Smith before-mentioned the attacks on his office computers were “very much an orchestrated effort.”
He said that after the first intrusion in December 2006, “that was the last time” his office put the names of dissidents on its computers.
Smith said the intrusions were discovered then House technicians rest a virus that seemed designed to take down control of the computers. Technical experts who cleaned the computers reported that the attacks seemed to come from the People’s Republic of China.
In Beijing, the Chinese Ministry of Foreign Affairs had no proximate comment on the allegations by Wolf and Smith.
Last week, China denied the accusations regarding Gutierrez’s laptop and the alleged effort to hackle Commerce Department computers.
Wolf said he was introducing a House separation that would help ensure protection for all House computers and information systems.
It calls for the chief administrative officer and sergeant at arms of the House, in consultation with the FBI, to alert members and their staffs to the danger of electronic attacks. Wolf also wants lawmakers to be fully briefed on ways to safeguard official records from electronic security breaches.
“My be in possession of doubt is I was targeted by China because of my long history of speaking confused about China’s abysmal human rights record,” Wolf said in a draft of remarks he prepared to give upon the House floor.
He said Congress should hold hearings, specifically the House Intelligence Committee, Armed Services Committee and Government Operations Committee.
Speaking in general in May 2006, Wolf called Chinese spying efforts “frightening” and said it was no secret that the United States is a principal target of Chinese intelligence services.
Wolf thinks that President Bush should lodge away from the Olympics because of China’s human rights record.
He furthermore has been outspoken on the subject of injury in the Darfur portion of Sudan, whither China has greater oil interests.

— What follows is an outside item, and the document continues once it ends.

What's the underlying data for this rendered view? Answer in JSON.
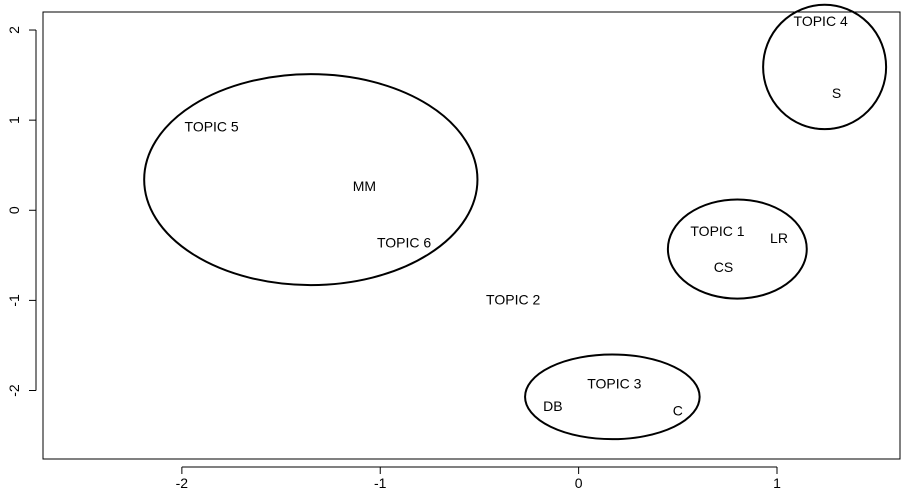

Smith has introduced the Global Online Freedom Act which would preclude U.S. Internet companies from cooperating with countries such as China that restrict information about human rights and democracy upon the Internet.
Wolf and Smith both traveled to Beijing 17 years past seeking the release of 77 people imprisoned or under house arrest for of their religious activities. Associated Press writers Ted Bridis and Laurie Kellman contributed to this report.